How our microbial communities
Cystic fibrosis (CF) is a very serious, progressive, genetic disease that causes persistent lung infections and limits the ability to breathe over time. In people with CF, a defective gene causes a thick, buildup of mucus in the lungs and other organs resulting in respiratory and gastrointestinal complications.
Very little is known about the lung microbiota in people with CF or how the microbial community of the airways contributes to lung disease in these individuals.

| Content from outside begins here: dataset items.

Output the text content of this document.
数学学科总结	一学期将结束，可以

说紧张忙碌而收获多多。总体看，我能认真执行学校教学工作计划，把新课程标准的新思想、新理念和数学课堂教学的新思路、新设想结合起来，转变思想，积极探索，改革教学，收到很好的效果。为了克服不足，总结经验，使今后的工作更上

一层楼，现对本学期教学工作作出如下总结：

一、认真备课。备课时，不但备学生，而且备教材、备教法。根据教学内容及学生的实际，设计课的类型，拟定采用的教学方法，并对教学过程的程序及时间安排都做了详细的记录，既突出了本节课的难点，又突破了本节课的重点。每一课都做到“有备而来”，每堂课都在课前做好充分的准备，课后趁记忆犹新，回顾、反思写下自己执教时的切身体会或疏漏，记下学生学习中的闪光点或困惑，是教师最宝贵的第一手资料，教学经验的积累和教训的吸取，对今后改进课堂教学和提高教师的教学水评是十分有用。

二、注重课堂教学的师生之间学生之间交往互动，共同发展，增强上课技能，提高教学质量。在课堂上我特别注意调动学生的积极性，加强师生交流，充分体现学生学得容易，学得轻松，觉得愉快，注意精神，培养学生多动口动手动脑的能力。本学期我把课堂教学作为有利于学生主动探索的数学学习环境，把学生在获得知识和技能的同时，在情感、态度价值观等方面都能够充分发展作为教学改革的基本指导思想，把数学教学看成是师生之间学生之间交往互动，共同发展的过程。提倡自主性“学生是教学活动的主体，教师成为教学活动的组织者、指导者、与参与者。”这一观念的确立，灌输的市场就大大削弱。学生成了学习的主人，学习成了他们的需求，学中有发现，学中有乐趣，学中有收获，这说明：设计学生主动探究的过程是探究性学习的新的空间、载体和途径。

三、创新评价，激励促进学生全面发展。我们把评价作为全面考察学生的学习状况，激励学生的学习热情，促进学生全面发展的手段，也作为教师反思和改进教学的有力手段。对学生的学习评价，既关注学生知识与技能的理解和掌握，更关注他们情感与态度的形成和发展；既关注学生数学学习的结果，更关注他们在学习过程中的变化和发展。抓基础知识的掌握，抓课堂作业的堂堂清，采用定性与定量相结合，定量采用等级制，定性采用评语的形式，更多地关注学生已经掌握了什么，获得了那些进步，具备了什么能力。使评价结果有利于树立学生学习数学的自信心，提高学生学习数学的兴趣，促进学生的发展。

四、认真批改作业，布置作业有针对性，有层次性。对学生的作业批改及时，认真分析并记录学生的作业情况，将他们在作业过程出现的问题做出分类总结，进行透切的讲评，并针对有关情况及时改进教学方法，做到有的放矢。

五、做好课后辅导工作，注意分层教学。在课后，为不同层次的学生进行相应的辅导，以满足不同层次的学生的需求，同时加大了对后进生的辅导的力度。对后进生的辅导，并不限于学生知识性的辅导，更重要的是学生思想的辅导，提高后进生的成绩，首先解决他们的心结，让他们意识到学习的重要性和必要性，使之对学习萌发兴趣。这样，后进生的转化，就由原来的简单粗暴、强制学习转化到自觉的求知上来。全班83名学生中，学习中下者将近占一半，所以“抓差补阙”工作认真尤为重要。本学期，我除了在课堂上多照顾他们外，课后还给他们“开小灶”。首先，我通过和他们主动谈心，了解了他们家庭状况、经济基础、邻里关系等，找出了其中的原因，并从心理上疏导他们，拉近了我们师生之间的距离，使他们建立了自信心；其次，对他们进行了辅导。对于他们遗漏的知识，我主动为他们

Treatment of CF consists mostly of keeping nutritional conditions and lung function constant, and where possible improving it. In practice this means supplementation of enzymes to improve lipid digestion, dietary restrictions and supplementations, and frequent antibiotic treatments.
Did you know?:
Cystic fibrosis is the most common life shortening genetic disease
About 4% of the population is a carrier of a cystic fibrosis mutation, but two mutated gene copies are needed to develop the disease
On average cystic fibrosis patients spend about 1.5 hours a day on treatment
Research into the lung microbiome is growing fast and revealing important insights about the microbiome’s association with respiratory disease. A recent study of researchers at the University of Cork, Ireland, have compared the gut microbiota of CF patients with those of healthy individuals. Their findings show that CF and its management have a significant impact on the gut microbiota. Probiotics could present an opportunity to further manage the disease and prevent microbiota disturbances. Hopefully the continued study of this field will provide new insights into the pathogenesis of lung diseases such as CF as well as the role the lung microbiota plays in respiratory health.